Où est l’Arlésienne qui a crié  » olé !  » au premier défilé haute couture de Christian Lacroix ? Pendant plus de vingt ans, elle sera le personnage principal de ses défilés.

Le 1er avril 1987, un trentenaire un peu chauve aux oreilles décollées (qu’il ne changerait pourtant pour rien au monde, la force de l’habitude) s’installe dans l’immeuble du 73, rue du Faubourg-Saint-Honoré, à Paris. Il n’est pas seul, il s’est entouré de gens qui lui évoquent un univers couture qu’il a fantasmé toute son enfance – Madame Janine, qui a commencé chez Jacques Fath en 1943, Monsieur Mario qui a débuté chez Christian Dior. Il lui reste exactement trois mois pour dessiner, patronner, couper, coudre, broder sa première collection haute couture. En guise de thème, il dévide le fil – ce sera Arles, sa ville natale, ses grands-parents, la corrida, les santons, la feria. Le jour J, en ce début du mois de juillet, il est plutôt calme et le public enthousiaste devant sa collection autoportrait financée par Bernard Arnault et LVMH. A chaque passage, on crie  » olé ! « , le mythe Christian Lacroix est né. Lui qui a vu le jour sous le signe du Taureau, ce n’est pas rien d’être sanguin, c’était en 1951, déboule sur la scène mode avec cet univers solaire et arlésien qu’il finira par détester, plus tard quand il se sera rendu compte qu’il a laissé le style Lacroix se  » kitschiser  » à son insu, trop tard hélas. Mais on n’en est pas encore là. Il lui faudra d’abord écrire quelques belles pages emplies de dentelles, de croix, de robes de mariée, de références (il se voyait conservateur de musée, son mémoire portait sur  » la couleur dans le costume de la peinture du XVIIe siècle « ), de Carmen fantasmées, de gravures saintes et de crépuscules camarguais. Toucher à tout aussi, rhabiller le TGV Méditerranée, les hôtesses d’Air France, quelques opéras, Phèdre et Cyrano, Madonna, d’autres trains, les collections Pucci, 3 Suisses, La Redoute et même Les Rencontres d’Arles.

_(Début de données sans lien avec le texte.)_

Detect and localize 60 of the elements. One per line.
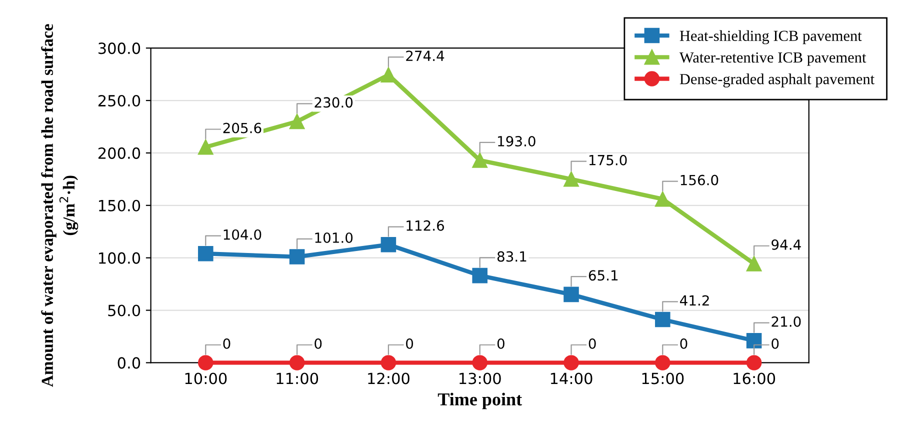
y-tick-label: 250.0 [98, 94, 140, 107]
data-label: 83.1 [497, 251, 526, 262]
point [472, 355, 488, 370]
x-tick-label: 14:00 [550, 372, 592, 384]
x-tick-label: 10:00 [185, 372, 227, 384]
point [564, 286, 579, 302]
point [198, 246, 214, 262]
x-tick-label: 13:00 [460, 372, 501, 384]
legend-label: Heat-shielding ICB pavement [680, 30, 862, 44]
point [380, 355, 396, 370]
data-label: 274.4 [406, 50, 444, 61]
point [746, 256, 762, 272]
point [564, 172, 579, 187]
data-label: 156.0 [680, 174, 718, 186]
point [746, 333, 762, 348]
y-tick-label: 150.0 [99, 200, 140, 212]
point [655, 312, 670, 328]
y-tick-label: 0.0 [118, 357, 140, 369]
data-label: 41.2 [680, 295, 709, 306]
point [564, 355, 579, 370]
data-label: 94.4 [772, 239, 801, 250]
data-label: 230.0 [314, 97, 353, 108]
legend-label: Dense-graded asphalt pavement [680, 73, 874, 88]
legend-label: Water-retentive ICB pavement [679, 52, 866, 66]
point [746, 355, 762, 370]
point [655, 191, 670, 207]
x-axis-title: Time point [438, 392, 522, 410]
data-label: 104.0 [224, 229, 262, 240]
y-axis-title: Amount of water evaporated from the road surface (g/m$^{2}$·h) [41, 24, 78, 387]
data-label: 193.0 [498, 136, 536, 146]
data-label: 205.6 [223, 122, 262, 134]
data-label: 0 [314, 338, 322, 349]
x-tick-label: 11:00 [276, 372, 318, 384]
data-label: 0 [497, 338, 504, 349]
data-label: 0 [223, 338, 230, 349]
data-label: 0 [772, 338, 779, 349]
y-tick-label: 300.0 [98, 42, 140, 54]
point [289, 249, 305, 264]
data-label: 0 [406, 338, 414, 349]
point [655, 355, 670, 370]
point [472, 268, 488, 284]
point [289, 114, 305, 130]
point [198, 355, 214, 370]
point [380, 236, 396, 252]
data-label: 21.0 [772, 316, 801, 327]
point [198, 139, 214, 155]
data-label: 0 [680, 338, 688, 349]
data-label: 175.0 [589, 154, 627, 166]
x-tick-label: 15:00 [642, 372, 684, 384]
y-tick-label: 100.0 [99, 252, 140, 264]
data-label: 112.6 [406, 220, 444, 231]
point [472, 152, 488, 168]
data-label: 101.0 [315, 232, 353, 243]
point [289, 355, 305, 370]
data-label: 0 [588, 338, 596, 349]
y-tick-label: 200.0 [98, 147, 140, 159]
x-tick-label: 16:00 [734, 372, 776, 384]
x-tick-label: 12:00 [368, 372, 410, 384]
data-label: 65.1 [588, 270, 618, 281]
y-tick-label: 50.0 [108, 304, 140, 316]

Et puis quitter la scène, en juillet 2009, avec un défilé haute couture quintessence qui fichera des frissons à tous ceux qui auront la chance d’en être. C’est qu’avec onze PDG en vingt-deux ans d’existence et des pertes cumulées de 150 millions d’euros depuis sa création, le pronostic vital sera forcément engagé, la maison au bord du gouffre. Mais pas Christian Lacroix, parfait en phoenix designer scénographe que l’on retrouvera à la tête de la création de la Monnaie de Paris et en relookeur de la bouteille de bière 1664 ou de l’hôtel So de Bangkok. C’est la vie.